Keza hayvanların doğum kırkı ile insanların doğum kırkının karışabileceği inancından hareketle, insanoğlunun bebekler için kırkı çıkarılırken, bebeğin kırkı hayvanların kırkı ile karışmasın diye, kırkı döken kimse bildiği bütün hayvanların ismini sayar.(17) Bu uygulama Alevilerde olduğu gibi Sünni inançlı kesimlerde de aynıdır.(18)

Alevi toplumun halk inançlarında bebeğin kırk döneminde inek de buzağılamış ise o buzağıya tuz, ekmek ve su verilir.(19) Bu toplumda Kırk dökmek bir açıklamada 40 günün sayılması şeklinde olurken, bir anlamda da “kırk” bir paklanma miadıdır. Doğumun üçü ve doğumun yedisinde de kırk dökülür. Kız çocuklarının kırkları onların otuzuncu günlerinde erkek çocukların kırkları ise onların kırkıncı günlerinde dökülür. Bu durum erkek çocukların doğum sürelerinin 10 gün daha fazla olması ile izah edilir.(20)

Bebeklerin üçü yapılırken lokma dökülür, kolu komşuya dağıtılır. Dağıtılırken dağıtan kimse ikramı yaptığı kimseye 3 defa “Benim lokmam mı daha ağırdır senin lokman mı” diye sorar ve karşı taraftan “senin lokman daha ağır” cevabını alır. Keza yedisi ve kırkı yapılırken de aynı uygulama tekrarlanır. Uygulamada bebeğin kız veya erkek olması fark etmez.(21)

3 defa soru cevap şeklinde yapılan bu uygulama bebeği yaşayamayan annelerin bebek satma ve eşi bebek yapamayan anne adaylarının “satılıp-alınması” şeklindeki pratikle paralellikler arz etmektedir.(22)

Kırk Suyu´na 40 adet buğday, 40 adet ufak taş, kırk kaşık su koyulur. Hazır olanlar içlerinden “Yer, gök şahit olsun ki senin kırkın çıktı sen gün yüzüne çıktın” der. Kırk suyu temiz bir yere dökülür ve buğdaylar da bir ağacın altına serpilir.(23) Yer ve göğün şahit olarak gösterilmiş olması, yer ve gök iyeleri inancına çağırım yapmaktadır.

Bu toplumda da bazı kadın kişilerde kut olmadığı inancı vardır.
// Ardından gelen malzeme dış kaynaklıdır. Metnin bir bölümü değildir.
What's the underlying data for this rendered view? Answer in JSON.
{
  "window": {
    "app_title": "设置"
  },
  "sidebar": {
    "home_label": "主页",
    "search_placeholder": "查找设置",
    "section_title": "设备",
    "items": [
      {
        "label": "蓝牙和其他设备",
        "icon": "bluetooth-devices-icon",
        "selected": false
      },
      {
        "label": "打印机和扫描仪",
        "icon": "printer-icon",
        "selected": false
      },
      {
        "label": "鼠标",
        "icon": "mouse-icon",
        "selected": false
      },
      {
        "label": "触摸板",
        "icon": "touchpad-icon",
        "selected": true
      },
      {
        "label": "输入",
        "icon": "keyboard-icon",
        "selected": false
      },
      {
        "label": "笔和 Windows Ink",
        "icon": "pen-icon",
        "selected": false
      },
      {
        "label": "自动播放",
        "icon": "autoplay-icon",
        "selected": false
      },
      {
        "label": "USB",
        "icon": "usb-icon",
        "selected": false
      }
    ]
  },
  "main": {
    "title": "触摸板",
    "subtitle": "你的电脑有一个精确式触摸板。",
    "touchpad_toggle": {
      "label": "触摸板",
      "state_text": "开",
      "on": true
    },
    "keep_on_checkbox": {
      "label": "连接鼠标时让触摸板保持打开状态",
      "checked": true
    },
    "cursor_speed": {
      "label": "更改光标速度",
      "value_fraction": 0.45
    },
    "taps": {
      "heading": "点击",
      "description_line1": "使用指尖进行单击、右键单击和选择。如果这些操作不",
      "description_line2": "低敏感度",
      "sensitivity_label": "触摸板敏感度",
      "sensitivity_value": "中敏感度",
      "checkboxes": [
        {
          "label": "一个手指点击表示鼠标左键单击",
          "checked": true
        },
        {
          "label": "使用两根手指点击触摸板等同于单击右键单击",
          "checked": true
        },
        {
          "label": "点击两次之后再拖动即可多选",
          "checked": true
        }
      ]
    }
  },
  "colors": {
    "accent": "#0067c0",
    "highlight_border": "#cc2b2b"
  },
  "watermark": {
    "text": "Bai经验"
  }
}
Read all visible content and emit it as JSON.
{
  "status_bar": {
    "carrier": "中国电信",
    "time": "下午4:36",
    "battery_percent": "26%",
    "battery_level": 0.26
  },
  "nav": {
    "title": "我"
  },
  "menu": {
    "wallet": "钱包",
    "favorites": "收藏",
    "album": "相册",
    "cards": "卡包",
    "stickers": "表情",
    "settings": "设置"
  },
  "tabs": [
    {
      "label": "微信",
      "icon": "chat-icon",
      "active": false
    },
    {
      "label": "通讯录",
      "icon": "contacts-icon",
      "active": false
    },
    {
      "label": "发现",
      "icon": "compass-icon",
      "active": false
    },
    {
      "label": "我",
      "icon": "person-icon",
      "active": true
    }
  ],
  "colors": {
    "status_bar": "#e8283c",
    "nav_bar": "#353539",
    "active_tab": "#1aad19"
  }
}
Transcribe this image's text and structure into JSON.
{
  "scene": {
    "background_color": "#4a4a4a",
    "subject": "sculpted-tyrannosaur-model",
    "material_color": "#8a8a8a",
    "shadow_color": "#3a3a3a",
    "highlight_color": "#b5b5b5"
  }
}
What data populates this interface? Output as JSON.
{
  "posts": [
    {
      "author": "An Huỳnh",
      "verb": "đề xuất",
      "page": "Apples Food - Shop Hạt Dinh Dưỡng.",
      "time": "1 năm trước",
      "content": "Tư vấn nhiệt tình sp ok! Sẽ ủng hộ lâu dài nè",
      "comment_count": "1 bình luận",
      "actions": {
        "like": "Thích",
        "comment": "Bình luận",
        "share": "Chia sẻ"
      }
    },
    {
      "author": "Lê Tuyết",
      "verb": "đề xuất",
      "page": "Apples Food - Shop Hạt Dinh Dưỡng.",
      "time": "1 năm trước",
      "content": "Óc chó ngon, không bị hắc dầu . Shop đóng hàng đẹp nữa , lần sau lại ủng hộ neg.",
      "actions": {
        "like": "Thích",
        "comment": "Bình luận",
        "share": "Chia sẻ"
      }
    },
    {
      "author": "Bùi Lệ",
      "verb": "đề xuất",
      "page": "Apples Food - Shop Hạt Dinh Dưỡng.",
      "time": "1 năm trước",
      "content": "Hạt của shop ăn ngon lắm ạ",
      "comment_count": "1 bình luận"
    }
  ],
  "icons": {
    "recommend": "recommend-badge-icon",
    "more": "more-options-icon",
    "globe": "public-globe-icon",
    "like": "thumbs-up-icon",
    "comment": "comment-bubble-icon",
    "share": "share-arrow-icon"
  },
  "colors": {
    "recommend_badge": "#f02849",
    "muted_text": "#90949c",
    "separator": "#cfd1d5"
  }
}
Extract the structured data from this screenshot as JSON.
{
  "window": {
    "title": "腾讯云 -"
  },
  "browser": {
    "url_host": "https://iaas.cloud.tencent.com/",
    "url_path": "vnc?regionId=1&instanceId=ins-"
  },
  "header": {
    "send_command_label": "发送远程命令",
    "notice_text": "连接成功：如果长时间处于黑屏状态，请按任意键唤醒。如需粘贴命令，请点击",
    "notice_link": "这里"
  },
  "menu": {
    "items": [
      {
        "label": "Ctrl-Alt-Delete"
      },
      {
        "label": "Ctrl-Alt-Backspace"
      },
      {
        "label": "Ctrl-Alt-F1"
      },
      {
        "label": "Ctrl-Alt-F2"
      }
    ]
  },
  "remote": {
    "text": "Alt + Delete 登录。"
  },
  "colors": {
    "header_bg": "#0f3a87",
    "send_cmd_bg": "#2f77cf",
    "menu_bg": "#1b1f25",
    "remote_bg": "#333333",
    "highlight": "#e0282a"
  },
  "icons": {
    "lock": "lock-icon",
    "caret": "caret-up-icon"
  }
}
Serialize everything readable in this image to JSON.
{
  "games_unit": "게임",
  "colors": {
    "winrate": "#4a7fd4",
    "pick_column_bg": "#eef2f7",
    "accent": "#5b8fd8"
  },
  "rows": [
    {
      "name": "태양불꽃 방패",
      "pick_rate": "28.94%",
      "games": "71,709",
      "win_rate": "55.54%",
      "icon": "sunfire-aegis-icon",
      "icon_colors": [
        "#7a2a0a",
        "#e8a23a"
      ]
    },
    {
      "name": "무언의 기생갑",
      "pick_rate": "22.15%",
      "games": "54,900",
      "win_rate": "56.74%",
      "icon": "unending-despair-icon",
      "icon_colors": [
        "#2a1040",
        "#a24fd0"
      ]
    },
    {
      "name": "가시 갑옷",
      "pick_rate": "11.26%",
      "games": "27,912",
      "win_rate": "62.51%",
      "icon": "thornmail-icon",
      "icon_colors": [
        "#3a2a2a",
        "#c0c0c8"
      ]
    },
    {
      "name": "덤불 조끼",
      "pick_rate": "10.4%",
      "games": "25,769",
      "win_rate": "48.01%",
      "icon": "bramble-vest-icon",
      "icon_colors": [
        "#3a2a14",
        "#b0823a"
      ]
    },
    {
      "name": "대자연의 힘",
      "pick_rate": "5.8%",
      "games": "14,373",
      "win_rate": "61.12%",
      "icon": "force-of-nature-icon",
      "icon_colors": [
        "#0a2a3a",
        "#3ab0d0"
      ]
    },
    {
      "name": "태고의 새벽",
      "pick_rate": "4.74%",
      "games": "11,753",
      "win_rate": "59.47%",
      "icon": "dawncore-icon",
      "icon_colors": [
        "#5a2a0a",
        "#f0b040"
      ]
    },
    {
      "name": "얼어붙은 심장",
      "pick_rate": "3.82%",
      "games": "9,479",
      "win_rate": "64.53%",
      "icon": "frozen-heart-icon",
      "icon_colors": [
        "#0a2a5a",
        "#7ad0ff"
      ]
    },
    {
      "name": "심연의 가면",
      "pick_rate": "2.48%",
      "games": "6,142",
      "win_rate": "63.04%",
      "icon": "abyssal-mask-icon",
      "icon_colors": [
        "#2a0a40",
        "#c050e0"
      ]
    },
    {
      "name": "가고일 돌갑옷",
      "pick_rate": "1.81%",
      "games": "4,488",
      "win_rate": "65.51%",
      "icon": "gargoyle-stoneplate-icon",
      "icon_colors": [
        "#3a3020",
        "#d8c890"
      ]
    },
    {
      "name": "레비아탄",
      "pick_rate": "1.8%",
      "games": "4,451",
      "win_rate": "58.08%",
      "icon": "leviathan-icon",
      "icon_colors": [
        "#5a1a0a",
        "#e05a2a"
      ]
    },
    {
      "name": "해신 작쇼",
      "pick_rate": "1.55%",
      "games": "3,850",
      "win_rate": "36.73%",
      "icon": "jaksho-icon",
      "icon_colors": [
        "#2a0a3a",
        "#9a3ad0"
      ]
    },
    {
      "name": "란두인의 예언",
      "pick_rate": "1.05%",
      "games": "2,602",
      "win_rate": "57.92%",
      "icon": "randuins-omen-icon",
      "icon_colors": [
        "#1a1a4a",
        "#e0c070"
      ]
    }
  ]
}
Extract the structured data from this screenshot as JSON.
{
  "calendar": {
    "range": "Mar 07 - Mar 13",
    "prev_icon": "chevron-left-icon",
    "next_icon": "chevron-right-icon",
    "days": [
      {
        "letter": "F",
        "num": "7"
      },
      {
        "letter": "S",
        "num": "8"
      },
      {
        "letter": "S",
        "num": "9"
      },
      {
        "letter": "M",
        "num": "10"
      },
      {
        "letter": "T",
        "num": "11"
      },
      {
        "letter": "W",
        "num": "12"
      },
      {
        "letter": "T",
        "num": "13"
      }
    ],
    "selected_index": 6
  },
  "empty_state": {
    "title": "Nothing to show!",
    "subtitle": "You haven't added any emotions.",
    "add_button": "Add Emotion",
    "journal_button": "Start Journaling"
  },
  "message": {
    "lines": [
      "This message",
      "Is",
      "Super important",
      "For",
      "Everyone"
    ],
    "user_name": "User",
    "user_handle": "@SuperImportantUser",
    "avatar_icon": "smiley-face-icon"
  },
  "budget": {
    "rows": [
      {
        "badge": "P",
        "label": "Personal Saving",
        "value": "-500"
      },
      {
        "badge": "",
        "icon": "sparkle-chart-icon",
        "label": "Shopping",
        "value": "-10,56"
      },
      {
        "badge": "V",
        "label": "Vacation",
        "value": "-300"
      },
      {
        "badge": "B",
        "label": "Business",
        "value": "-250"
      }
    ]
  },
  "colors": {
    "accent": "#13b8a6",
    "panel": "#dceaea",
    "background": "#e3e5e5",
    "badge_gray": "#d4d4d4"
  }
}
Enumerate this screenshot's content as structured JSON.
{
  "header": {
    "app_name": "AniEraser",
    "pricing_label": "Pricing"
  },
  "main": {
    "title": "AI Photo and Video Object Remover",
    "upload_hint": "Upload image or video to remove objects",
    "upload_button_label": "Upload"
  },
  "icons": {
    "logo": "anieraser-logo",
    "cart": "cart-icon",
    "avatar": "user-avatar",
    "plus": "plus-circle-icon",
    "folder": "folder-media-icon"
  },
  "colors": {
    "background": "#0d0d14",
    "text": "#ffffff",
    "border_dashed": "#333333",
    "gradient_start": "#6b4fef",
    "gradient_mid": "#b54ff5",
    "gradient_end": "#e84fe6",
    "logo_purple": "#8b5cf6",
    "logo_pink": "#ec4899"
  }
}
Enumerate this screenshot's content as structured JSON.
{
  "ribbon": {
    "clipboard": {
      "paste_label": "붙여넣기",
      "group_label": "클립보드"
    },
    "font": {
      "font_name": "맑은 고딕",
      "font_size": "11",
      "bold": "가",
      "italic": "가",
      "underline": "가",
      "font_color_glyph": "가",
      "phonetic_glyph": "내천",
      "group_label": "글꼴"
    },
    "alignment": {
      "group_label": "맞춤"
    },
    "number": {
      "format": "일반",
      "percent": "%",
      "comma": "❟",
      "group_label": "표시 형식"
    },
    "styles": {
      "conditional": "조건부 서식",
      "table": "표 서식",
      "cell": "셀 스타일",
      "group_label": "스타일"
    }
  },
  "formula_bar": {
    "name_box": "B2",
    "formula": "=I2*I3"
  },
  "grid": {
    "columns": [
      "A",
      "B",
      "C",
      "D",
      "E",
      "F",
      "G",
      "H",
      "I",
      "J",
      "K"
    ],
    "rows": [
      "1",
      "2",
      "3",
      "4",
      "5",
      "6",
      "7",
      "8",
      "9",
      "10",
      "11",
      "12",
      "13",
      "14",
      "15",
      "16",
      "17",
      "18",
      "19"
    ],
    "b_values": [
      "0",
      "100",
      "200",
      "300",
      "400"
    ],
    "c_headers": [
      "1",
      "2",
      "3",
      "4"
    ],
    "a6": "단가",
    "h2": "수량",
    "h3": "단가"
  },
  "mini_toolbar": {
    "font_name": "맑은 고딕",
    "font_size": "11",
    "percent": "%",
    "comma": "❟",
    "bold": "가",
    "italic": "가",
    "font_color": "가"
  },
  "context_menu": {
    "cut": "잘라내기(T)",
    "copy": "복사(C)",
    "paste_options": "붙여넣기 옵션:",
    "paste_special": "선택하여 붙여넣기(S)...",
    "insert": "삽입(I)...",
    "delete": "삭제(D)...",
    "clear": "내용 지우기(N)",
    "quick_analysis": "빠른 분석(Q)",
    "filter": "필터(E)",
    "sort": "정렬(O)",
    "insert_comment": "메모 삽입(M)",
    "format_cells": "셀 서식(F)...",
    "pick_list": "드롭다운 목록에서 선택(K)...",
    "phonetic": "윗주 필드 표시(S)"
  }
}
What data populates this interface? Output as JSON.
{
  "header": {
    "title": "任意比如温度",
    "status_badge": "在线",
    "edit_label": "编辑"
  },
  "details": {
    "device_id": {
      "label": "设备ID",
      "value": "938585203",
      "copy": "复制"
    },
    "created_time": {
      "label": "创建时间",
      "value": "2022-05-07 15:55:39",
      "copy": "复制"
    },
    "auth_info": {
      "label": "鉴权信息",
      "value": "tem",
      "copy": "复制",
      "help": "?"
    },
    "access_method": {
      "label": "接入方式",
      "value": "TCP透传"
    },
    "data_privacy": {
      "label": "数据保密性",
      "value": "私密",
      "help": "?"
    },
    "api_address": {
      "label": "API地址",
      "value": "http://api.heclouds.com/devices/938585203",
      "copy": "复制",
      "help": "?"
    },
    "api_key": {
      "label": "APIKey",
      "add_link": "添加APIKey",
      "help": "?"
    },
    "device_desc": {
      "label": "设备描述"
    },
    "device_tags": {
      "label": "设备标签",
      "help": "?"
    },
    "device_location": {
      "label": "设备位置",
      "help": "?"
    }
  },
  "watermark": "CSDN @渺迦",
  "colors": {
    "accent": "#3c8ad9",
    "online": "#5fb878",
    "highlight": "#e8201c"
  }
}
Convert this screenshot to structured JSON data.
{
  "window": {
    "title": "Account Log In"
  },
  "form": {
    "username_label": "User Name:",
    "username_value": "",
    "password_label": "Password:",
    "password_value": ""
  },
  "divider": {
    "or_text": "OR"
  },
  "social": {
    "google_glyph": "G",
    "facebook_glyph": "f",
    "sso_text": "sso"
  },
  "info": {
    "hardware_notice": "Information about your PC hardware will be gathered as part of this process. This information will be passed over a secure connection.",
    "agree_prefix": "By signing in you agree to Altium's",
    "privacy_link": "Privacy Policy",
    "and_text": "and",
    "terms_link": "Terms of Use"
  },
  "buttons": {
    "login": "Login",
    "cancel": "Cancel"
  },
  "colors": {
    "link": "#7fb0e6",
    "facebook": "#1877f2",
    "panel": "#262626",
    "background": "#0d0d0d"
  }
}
Eşini kaybettiği için dul kalmış kadın kişi, başından birkaç nikah geçmiş kadın kişi, evlenmesi çok gecikmiş kadın kişi bir kısım hayır işlerine götürülmez veya götürülmek istenilmez.(24)

Bu toplumun halk inançlarının derinliğinde er kişinin farklı bir kutunun olduğuna inanılır. İşine giden er kişi karşıdan karşıya geçilerek onun yolu kadın kişi tarafından kesilmez. Durup beklenilip ona yol verilir, aksi halde onun işlerinin o gün ters gidebileceğine inanılır ve bundan sakınılır.(25) Bu inanç ve uygulama Sünni inançlı Müslüman kesimde de vardır.

Erzincan Alevilerinde çocuk 1 yaşına gelince onun saçları dede tarafından kesilirdi. Şimdilerde berber kesmektedir. Çocuğun ilk saçını annesi sandıkta ölünceye kadar saklar.(26)

İlk diş patlayınca diş hediyi yapılır. Hediye nohut, ceviz içi gibi yenilecekler de koyulur ve çocuğa bir hediye alınır. Çocuğa ismini babası koyar isim seçiminde bir özellik yoktur.(27)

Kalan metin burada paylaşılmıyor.